Sofort wurden mir 2 Venenverweilkanülen angelegt. Eine in die Hand und eine in den Unterarm. Die Fruchtblase wurde zum Platzen gebracht und auf ging es in den OP-Raum.
Der Narkosearzt stand an meinem Kopf, die Narkoseschwester beim Arm, an dem die Venenverweilkanüle lag. Ich wurde nun aufgefordert, aus einer Sauerstoffmaske, die vor mein Gesicht gehalten wurde, Sauerstoff zu atmen und dabei ruhige und regelmäßige Atemzüge, die mir vor unerträglichen Schmerzen sehr schwer fielen, zu nehmen. Meine Lunge sollte in dieser Phase maximal viel Sauerstoff aufnehmen. Gleichzeitig wurde mit dem Einspritzen der Narkosemedikamente in die Infusionskanüle begonnen. Ich verspürte langsam ein Müdigkeitsgefühl und eine Schwere der Augenlider, doch komplett abschalten konnte ich trotzdem nicht. Ich spürte zwar den Kaiserschnitt mit dem Messer und das Nähen nicht, aber das Herausziehen meines Babies und der Plazenta spürte ich deutlich. Das waren noch schlimmere Schmerzen, so dass ich unmittelbar nach der OP wieder laut aufschrie. Mit qualvollen Nachwehen und Nahtschmerzen lag ich 12h auf der Intensivstation und wurde mit Schmerzmitteln, die nur wenig geholfen hatten, vollgepumpt.
Meinen Engel, der am 04.09.2008 um 23:55 Uhr das Licht erblicken durfte, bekam ich ganz kurz auf der Intensivstation zu sehen. Vor lauter Freude, einem solch prachtvollen Kerlchen, das Leben geschenkt zu haben, vergaß ich alle Schmerzen und beruhigte mich langsam.
Nach ein paar Tagen ging es mir schon besser und ich konnte auch wieder aus dem Bett steigen und mich um meinen Sohn kümmern. Ich könnte ihn Tag und Nacht betrachten und liebe diesen kleinen Menschen über alles auf der Welt. Es ist einfach ein tolles Gefühl, Mutter zu werden.
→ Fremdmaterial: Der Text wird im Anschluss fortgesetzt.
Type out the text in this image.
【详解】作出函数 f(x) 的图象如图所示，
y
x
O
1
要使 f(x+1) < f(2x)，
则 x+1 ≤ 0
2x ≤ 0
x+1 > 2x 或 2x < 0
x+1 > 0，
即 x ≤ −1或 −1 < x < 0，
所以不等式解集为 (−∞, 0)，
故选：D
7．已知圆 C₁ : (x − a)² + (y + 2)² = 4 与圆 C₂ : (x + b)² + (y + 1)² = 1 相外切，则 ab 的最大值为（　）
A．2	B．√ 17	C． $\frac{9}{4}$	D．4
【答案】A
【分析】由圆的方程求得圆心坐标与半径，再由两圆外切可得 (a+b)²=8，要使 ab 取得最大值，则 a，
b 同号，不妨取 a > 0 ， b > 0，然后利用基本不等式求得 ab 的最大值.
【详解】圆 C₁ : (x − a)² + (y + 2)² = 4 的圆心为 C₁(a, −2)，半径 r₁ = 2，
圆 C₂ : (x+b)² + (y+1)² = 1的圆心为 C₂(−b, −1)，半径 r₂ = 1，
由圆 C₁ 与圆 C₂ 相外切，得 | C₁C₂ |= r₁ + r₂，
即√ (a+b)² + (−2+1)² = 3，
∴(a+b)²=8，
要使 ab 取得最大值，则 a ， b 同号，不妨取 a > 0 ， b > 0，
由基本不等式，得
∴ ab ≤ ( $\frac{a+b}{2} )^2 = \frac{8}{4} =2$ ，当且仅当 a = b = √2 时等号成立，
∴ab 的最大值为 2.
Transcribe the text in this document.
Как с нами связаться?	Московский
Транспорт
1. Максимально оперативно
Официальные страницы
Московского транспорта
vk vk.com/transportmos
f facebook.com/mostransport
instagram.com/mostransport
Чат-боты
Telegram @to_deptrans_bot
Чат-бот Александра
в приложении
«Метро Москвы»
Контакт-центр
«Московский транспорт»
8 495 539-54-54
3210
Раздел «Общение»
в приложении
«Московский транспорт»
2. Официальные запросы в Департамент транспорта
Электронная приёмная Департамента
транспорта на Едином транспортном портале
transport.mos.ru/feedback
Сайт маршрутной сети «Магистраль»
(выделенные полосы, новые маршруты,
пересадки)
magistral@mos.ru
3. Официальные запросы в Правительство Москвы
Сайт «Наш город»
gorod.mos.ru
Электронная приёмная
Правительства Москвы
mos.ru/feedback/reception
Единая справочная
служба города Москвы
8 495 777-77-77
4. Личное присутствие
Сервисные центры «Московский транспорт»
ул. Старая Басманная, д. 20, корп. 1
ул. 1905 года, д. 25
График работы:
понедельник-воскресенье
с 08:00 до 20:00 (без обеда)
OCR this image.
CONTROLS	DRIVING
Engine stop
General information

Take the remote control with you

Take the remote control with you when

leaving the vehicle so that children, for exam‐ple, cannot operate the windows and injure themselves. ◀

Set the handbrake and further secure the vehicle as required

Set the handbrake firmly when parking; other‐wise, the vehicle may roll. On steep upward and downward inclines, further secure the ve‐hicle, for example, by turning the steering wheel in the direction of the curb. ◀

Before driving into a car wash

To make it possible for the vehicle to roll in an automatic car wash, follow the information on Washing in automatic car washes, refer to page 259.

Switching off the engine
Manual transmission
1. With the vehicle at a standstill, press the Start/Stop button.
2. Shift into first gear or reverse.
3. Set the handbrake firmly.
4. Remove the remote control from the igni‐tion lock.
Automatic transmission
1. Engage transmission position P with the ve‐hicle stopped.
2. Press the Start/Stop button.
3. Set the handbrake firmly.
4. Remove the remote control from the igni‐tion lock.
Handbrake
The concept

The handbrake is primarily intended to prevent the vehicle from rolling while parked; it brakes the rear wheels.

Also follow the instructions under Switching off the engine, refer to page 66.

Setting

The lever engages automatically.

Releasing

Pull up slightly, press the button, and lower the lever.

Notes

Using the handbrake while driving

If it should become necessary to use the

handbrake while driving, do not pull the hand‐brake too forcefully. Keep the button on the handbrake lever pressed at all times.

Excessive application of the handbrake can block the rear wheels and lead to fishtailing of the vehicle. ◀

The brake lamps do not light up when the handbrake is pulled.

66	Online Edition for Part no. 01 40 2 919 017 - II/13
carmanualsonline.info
Ich hoffe, meine Geschichte schreckt die Schwangeren nicht all zu sehr ab, denn solche Fälle kommen nur sehr selten vor. Vor allem nicht in meinem Alter (24)! Die meisten Schwangerschaftsvergiftungen treten bei über 30jährigen oder bei stark übergewichtigen Frauen auf. Beides ist bei mir nicht der Fall, trotzdem erwischte es mich aus welchen Gründen auch immer. Nach einer langen Recherche fand ich heraus, dass ein möglicher Grund, Stress in der Frühschwangerschaft sein könnte. Diesen Stress hatte ich sehr wohl und bin froh, dass die Gestose nicht bereits im ersten Drittel meiner Schwangerschaft ausgetreten war, denn da hätte mein Engel keine Chance mehr auf das schöne Leben, welches ihn erwartet.
So, nun scheint er wieder aufzuwachen und ich muss wieder meinen Mutterpflichten nachgehen.